Plus, breastfeeding is something I enjoy and she enjoys. Sometimes she refuses a bottle and looks for the breast which is a really nice feeling (the warm fuzzies evaporate pretty quickly when I can't satisfy her, although she's often happy to suck away and use me as a dummy. I'm apparently willing to sacrifice my nipples for this). Perhaps I should talk about my nipples... OUCH. They've been cracked and bruised and bumpy and now they go totally white when she sucks. I have painful let-down and it's agony when I'm cold and they go hard (apparently I also have Raynaud's). My nipple saviours are my Lilypadz silicone breast pads - nips can't go hard which solves that problem, plus they're kept warm and moist enough to heal and not crack. The bruising is another story.
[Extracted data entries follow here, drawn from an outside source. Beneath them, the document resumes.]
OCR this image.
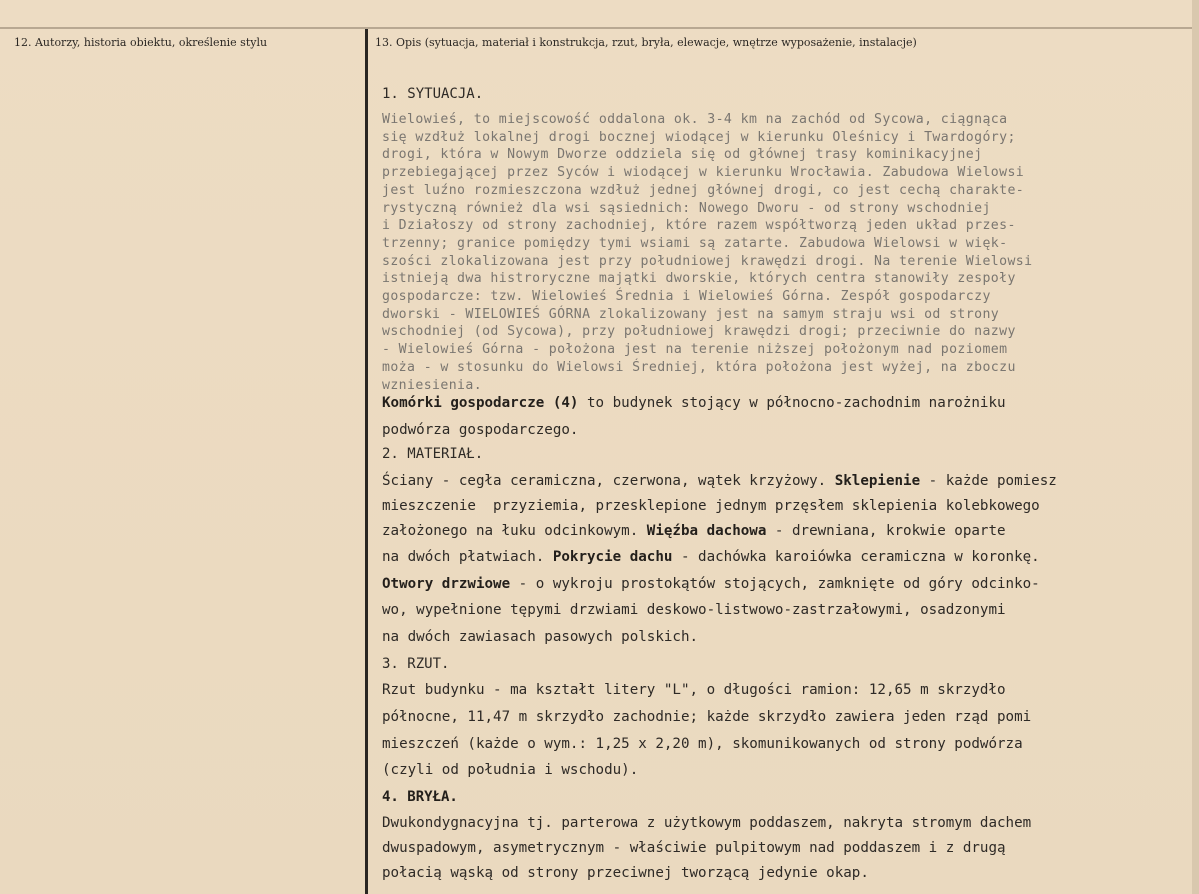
12. Autorzy, historia obiektu, określenie stylu	13. Opis (sytuacja, materiał i konstrukcja, rzut, bryła, elewacje, wnętrze wyposażenie, instalacje)
1. SYTUACJA.
Wielowieś, to miejscowość oddalona ok. 3-4 km na zachód od Sycowa, ciągnąca
się wzdłuż lokalnej drogi bocznej wiodącej w kierunku Oleśnicy i Twardogóry;
drogi, która w Nowym Dworze oddziela się od głównej trasy kominikacyjnej
przebiegającej przez Syców i wiodącej w kierunku Wrocławia. Zabudowa Wielowsi
jest luźno rozmieszczona wzdłuż jednej głównej drogi, co jest cechą charakte-
rystyczną również dla wsi sąsiednich: Nowego Dworu - od strony wschodniej
i Działoszy od strony zachodniej, które razem współtworzą jeden układ przes-
trzenny; granice pomiędzy tymi wsiami są zatarte. Zabudowa Wielowsi w więk-
szości zlokalizowana jest przy południowej krawędzi drogi. Na terenie Wielowsi
istnieją dwa histroryczne majątki dworskie, których centra stanowiły zespoły
gospodarcze: tzw. Wielowieś Średnia i Wielowieś Górna. Zespół gospodarczy
dworski - WIELOWIEŚ GÓRNA zlokalizowany jest na samym straju wsi od strony
wschodniej (od Sycowa), przy południowej krawędzi drogi; przeciwnie do nazwy
- Wielowieś Górna - położona jest na terenie niższej położonym nad poziomem
moża - w stosunku do Wielowsi Średniej, która położona jest wyżej, na zboczu
wzniesienia.
Komórki gospodarcze (4) to budynek stojący w północno-zachodnim narożniku
podwórza gospodarczego.
2. MATERIAŁ.
Ściany - cegła ceramiczna, czerwona, wątek krzyżowy. Sklepienie - każde pomiesz
mieszczenie  przyziemia, przesklepione jednym przęsłem sklepienia kolebkowego
założonego na łuku odcinkowym. Więźba dachowa - drewniana, krokwie oparte
na dwóch płatwiach. Pokrycie dachu - dachówka karoiówka ceramiczna w koronkę.
Otwory drzwiowe - o wykroju prostokątów stojących, zamknięte od góry odcinko-
wo, wypełnione tępymi drzwiami deskowo-listwowo-zastrzałowymi, osadzonymi
na dwóch zawiasach pasowych polskich.
3. RZUT.
Rzut budynku - ma kształt litery "L", o długości ramion: 12,65 m skrzydło
północne, 11,47 m skrzydło zachodnie; każde skrzydło zawiera jeden rząd pomi
mieszczeń (każde o wym.: 1,25 x 2,20 m), skomunikowanych od strony podwórza
(czyli od południa i wschodu).
4. BRYŁA.
Dwukondygnacyjna tj. parterowa z użytkowym poddaszem, nakryta stromym dachem
dwuspadowym, asymetrycznym - właściwie pulpitowym nad poddaszem i z drugą
połacią wąską od strony przeciwnej tworzącą jedynie okap.
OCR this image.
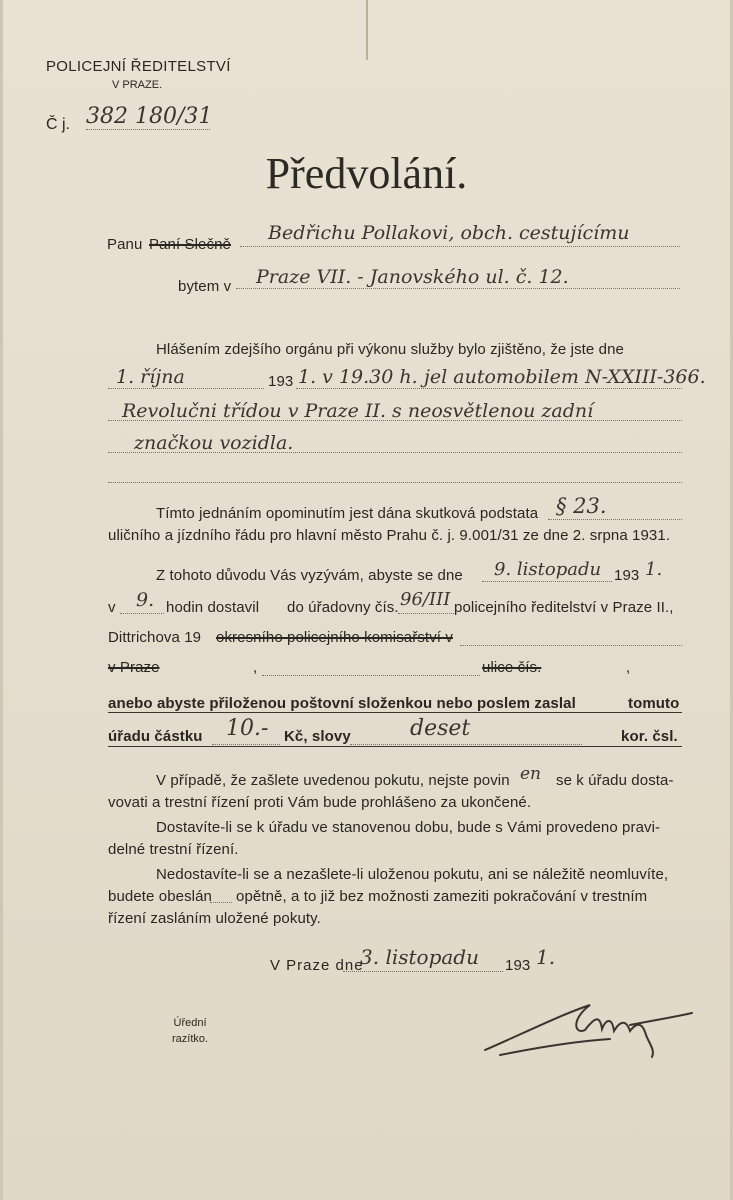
POLICEJNÍ ŘEDITELSTVÍ
V PRAZE.
Č j. 382 180/31
Předvolání.
Panu Paní Slečně
Bedřichu Pollakovi, obch. cestujícímu
bytem v Praze VII. - Janovského ul. č. 12.
Hlášením zdejšího orgánu při výkonu služby bylo zjištěno, že jste dne
1. října	193 1. v 19.30 h. jel automobilem N-XXIII-366.
Revolučni třídou v Praze II. s neosvětlenou zadní
značkou vozidla.
Tímto jednáním opominutím jest dána skutková podstata § 23.
uličního a jízdního řádu pro hlavní město Prahu č. j. 9.001/31 ze dne 2. srpna 1931.
Z tohoto důvodu Vás vyzývám, abyste se dne 9. listopadu 193 1.
v 9. hodin dostavil do úřadovny čís. 96/III policejního ředitelství v Praze II.,
Dittrichova 19 okresního policejního komisařství v
v Praze	,	ulice čís.	,
anebo abyste přiloženou poštovní složenkou nebo poslem zaslal	tomuto
úřadu částku 10.- Kč, slovy	deset	kor. čsl.
V případě, že zašlete uvedenou pokutu, nejste povin en se k úřadu dosta-
vovati a trestní řízení proti Vám bude prohlášeno za ukončené.
Dostavíte-li se k úřadu ve stanovenou dobu, bude s Vámi provedeno pravi-
delné trestní řízení.
Nedostavíte-li se a nezašlete-li uloženou pokutu, ani se náležitě neomluvíte,
budete obeslán opětně, a to již bez možnosti zameziti pokračování v trestním
řízení zasláním uložené pokuty.
V Praze dne
3. listopadu 193 1.
Úřední
razítko.
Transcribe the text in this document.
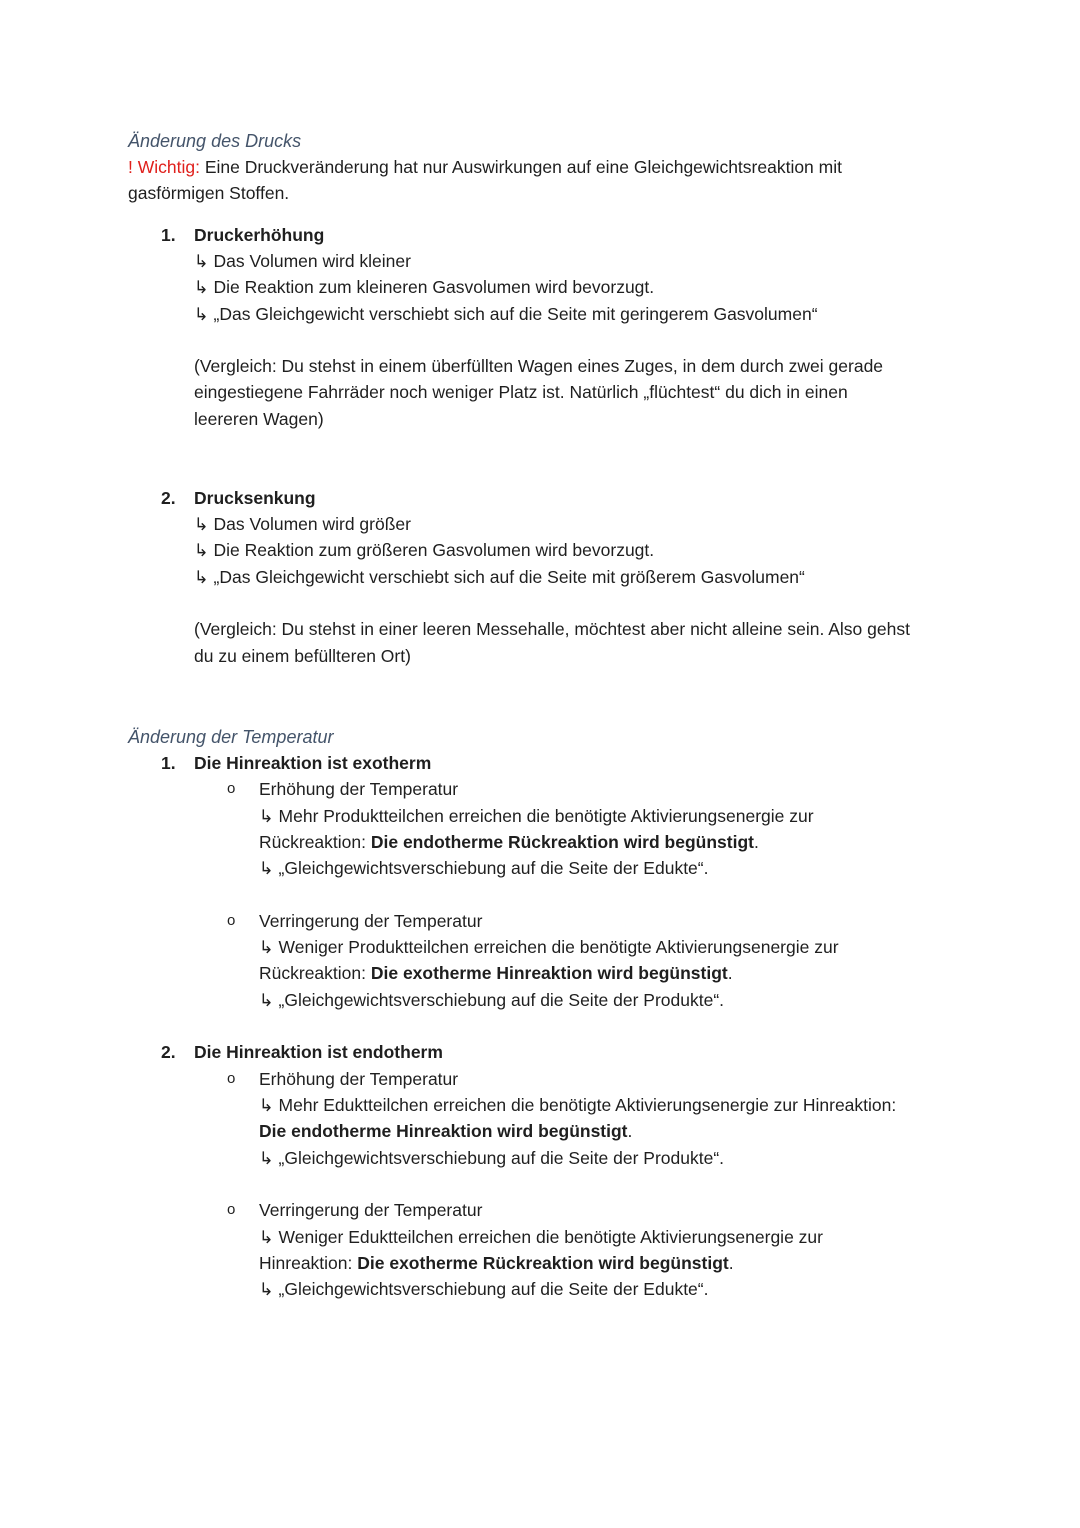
Änderung des Drucks
! Wichtig: Eine Druckveränderung hat nur Auswirkungen auf eine Gleichgewichtsreaktion mit
gasförmigen Stoffen.
1. Druckerhöhung
↳ Das Volumen wird kleiner
↳ Die Reaktion zum kleineren Gasvolumen wird bevorzugt.
↳ „Das Gleichgewicht verschiebt sich auf die Seite mit geringerem Gasvolumen“
(Vergleich: Du stehst in einem überfüllten Wagen eines Zuges, in dem durch zwei gerade
eingestiegene Fahrräder noch weniger Platz ist. Natürlich „flüchtest“ du dich in einen
leereren Wagen)
2. Drucksenkung
↳ Das Volumen wird größer
↳ Die Reaktion zum größeren Gasvolumen wird bevorzugt.
↳ „Das Gleichgewicht verschiebt sich auf die Seite mit größerem Gasvolumen“
(Vergleich: Du stehst in einer leeren Messehalle, möchtest aber nicht alleine sein. Also gehst
du zu einem befüllteren Ort)
Änderung der Temperatur
1. Die Hinreaktion ist exotherm
o Erhöhung der Temperatur
↳ Mehr Produktteilchen erreichen die benötigte Aktivierungsenergie zur
Rückreaktion: Die endotherme Rückreaktion wird begünstigt.
↳ „Gleichgewichtsverschiebung auf die Seite der Edukte“.
o Verringerung der Temperatur
↳ Weniger Produktteilchen erreichen die benötigte Aktivierungsenergie zur
Rückreaktion: Die exotherme Hinreaktion wird begünstigt.
↳ „Gleichgewichtsverschiebung auf die Seite der Produkte“.
2. Die Hinreaktion ist endotherm
o Erhöhung der Temperatur
↳ Mehr Eduktteilchen erreichen die benötigte Aktivierungsenergie zur Hinreaktion:
Die endotherme Hinreaktion wird begünstigt.
↳ „Gleichgewichtsverschiebung auf die Seite der Produkte“.
o Verringerung der Temperatur
↳ Weniger Eduktteilchen erreichen die benötigte Aktivierungsenergie zur
Hinreaktion: Die exotherme Rückreaktion wird begünstigt.
↳ „Gleichgewichtsverschiebung auf die Seite der Edukte“.
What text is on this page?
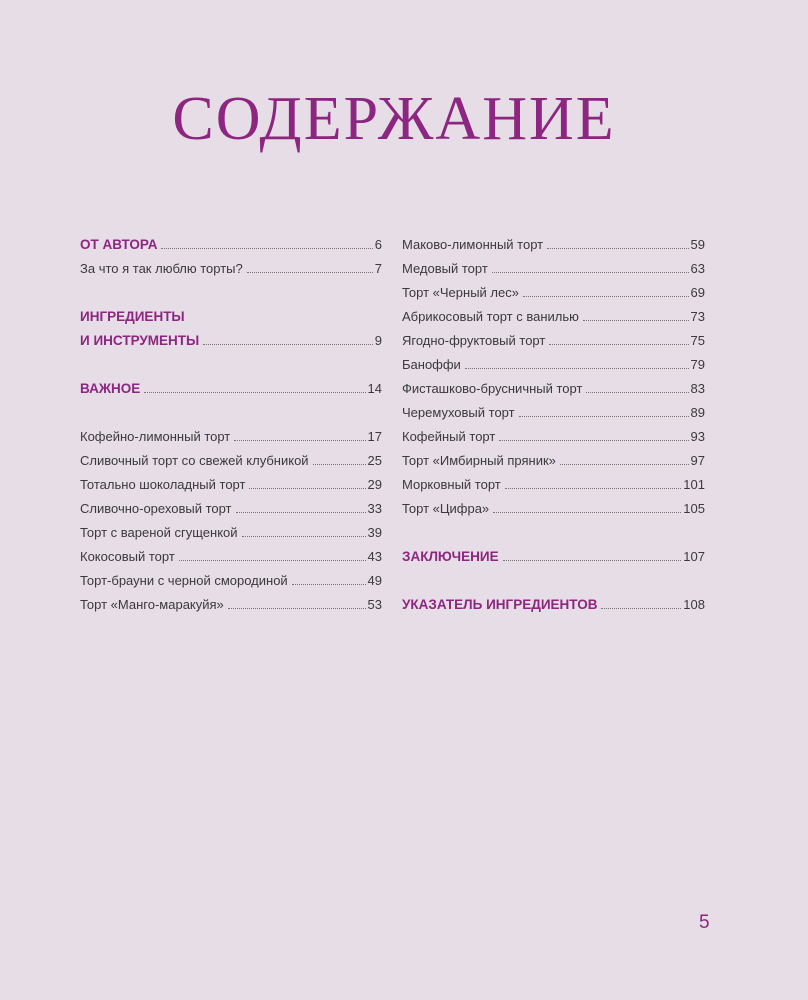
СОДЕРЖАНИЕ
ОТ АВТОРА	6
За что я так люблю торты?	7
ИНГРЕДИЕНТЫ
И ИНСТРУМЕНТЫ	9
ВАЖНОЕ	14
Кофейно-лимонный торт	17
Сливочный торт со свежей клубникой	25
Тотально шоколадный торт	29
Сливочно-ореховый торт	33
Торт с вареной сгущенкой	39
Кокосовый торт	43
Торт-брауни с черной смородиной	49
Торт «Манго-маракуйя»	53
Маково-лимонный торт	59
Медовый торт	63
Торт «Черный лес»	69
Абрикосовый торт с ванилью	73
Ягодно-фруктовый торт	75
Баноффи	79
Фисташково-брусничный торт	83
Черемуховый торт	89
Кофейный торт	93
Торт «Имбирный пряник»	97
Морковный торт	101
Торт «Цифра»	105
ЗАКЛЮЧЕНИЕ	107
УКАЗАТЕЛЬ ИНГРЕДИЕНТОВ	108
5
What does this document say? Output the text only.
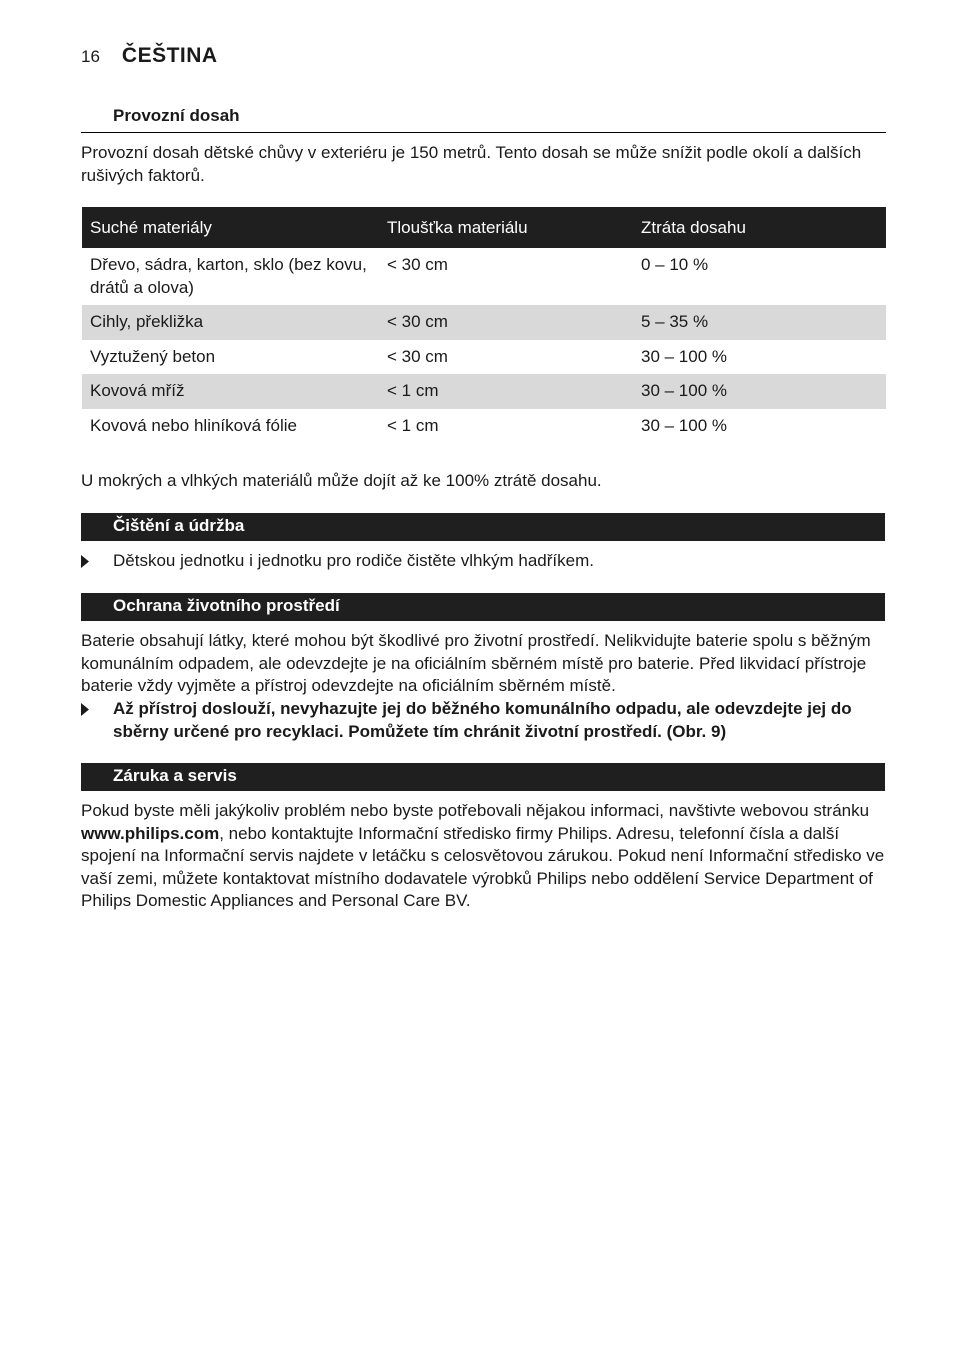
16 ČEŠTINA
Provozní dosah
Provozní dosah dětské chůvy v exteriéru je 150 metrů. Tento dosah se může snížit podle okolí a dalších rušivých faktorů.
Suché materiály	Tloušťka materiálu	Ztráta dosahu
Dřevo, sádra, karton, sklo (bez kovu, drátů a olova)	< 30 cm	0 – 10 %
Cihly, překližka	< 30 cm	5 – 35 %
Vyztužený beton	< 30 cm	30 – 100 %
Kovová mříž	< 1 cm	30 – 100 %
Kovová nebo hliníková fólie	< 1 cm	30 – 100 %
U mokrých a vlhkých materiálů může dojít až ke 100% ztrátě dosahu.
Čištění a údržba
Dětskou jednotku i jednotku pro rodiče čistěte vlhkým hadříkem.
Ochrana životního prostředí
Baterie obsahují látky, které mohou být škodlivé pro životní prostředí. Nelikvidujte baterie spolu s běžným komunálním odpadem, ale odevzdejte je na oficiálním sběrném místě pro baterie. Před likvidací přístroje baterie vždy vyjměte a přístroj odevzdejte na oficiálním sběrném místě.
Až přístroj doslouží, nevyhazujte jej do běžného komunálního odpadu, ale odevzdejte jej do sběrny určené pro recyklaci. Pomůžete tím chránit životní prostředí. (Obr. 9)
Záruka a servis
Pokud byste měli jakýkoliv problém nebo byste potřebovali nějakou informaci, navštivte webovou stránku www.philips.com, nebo kontaktujte Informační středisko firmy Philips. Adresu, telefonní čísla a další spojení na Informační servis najdete v letáčku s celosvětovou zárukou. Pokud není Informační středisko ve vaší zemi, můžete kontaktovat místního dodavatele výrobků Philips nebo oddělení Service Department of Philips Domestic Appliances and Personal Care BV.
When F has hold and, say, needs to fart, she whips her head from side to side with my nipple in her mouth. FML. And she farts an awful lot (apple doesn't fall far from the tree...).

So there we have another reason why I feel like a failure. They seem to be piling up. It would be easier to give up breastfeeding altogether and switch to formula only, I just can't bring myself to do it. I refer you to the aforementioned pressure, internal and external.


  1. You are doing amazing! I'm another low supply sufferer. I've had 3 babies and all 3 times I've needed packets of domperidone to get enough of a supply going. It took me 4 months to get enough of a supply to drop all formula with my first. It was a case of it I didn't top her up with formula she didn't gain weight.

    One thing springs to mind though, has your baby been properly checked for a tongue tie for be specialist? It sounds very much like my experience with my third baby who had a very well hidden and repeatedly missed posterior tongue tie. Even the farting sounds the same as TT babies can fart more as they take in more air.

    And if you are struggling to decide if you want to stop, remember why formula was invented in the first place.... to save babies lives who were unable to breastfeed for whatever reason. That's exactly what you are using it for now.

  2. Thanks Celesse - it's amazing that you increased your supply enough to drop formula. F was checked briefly for tongue tie by the lactation consultant but I'll ask the child health nurse to have another look.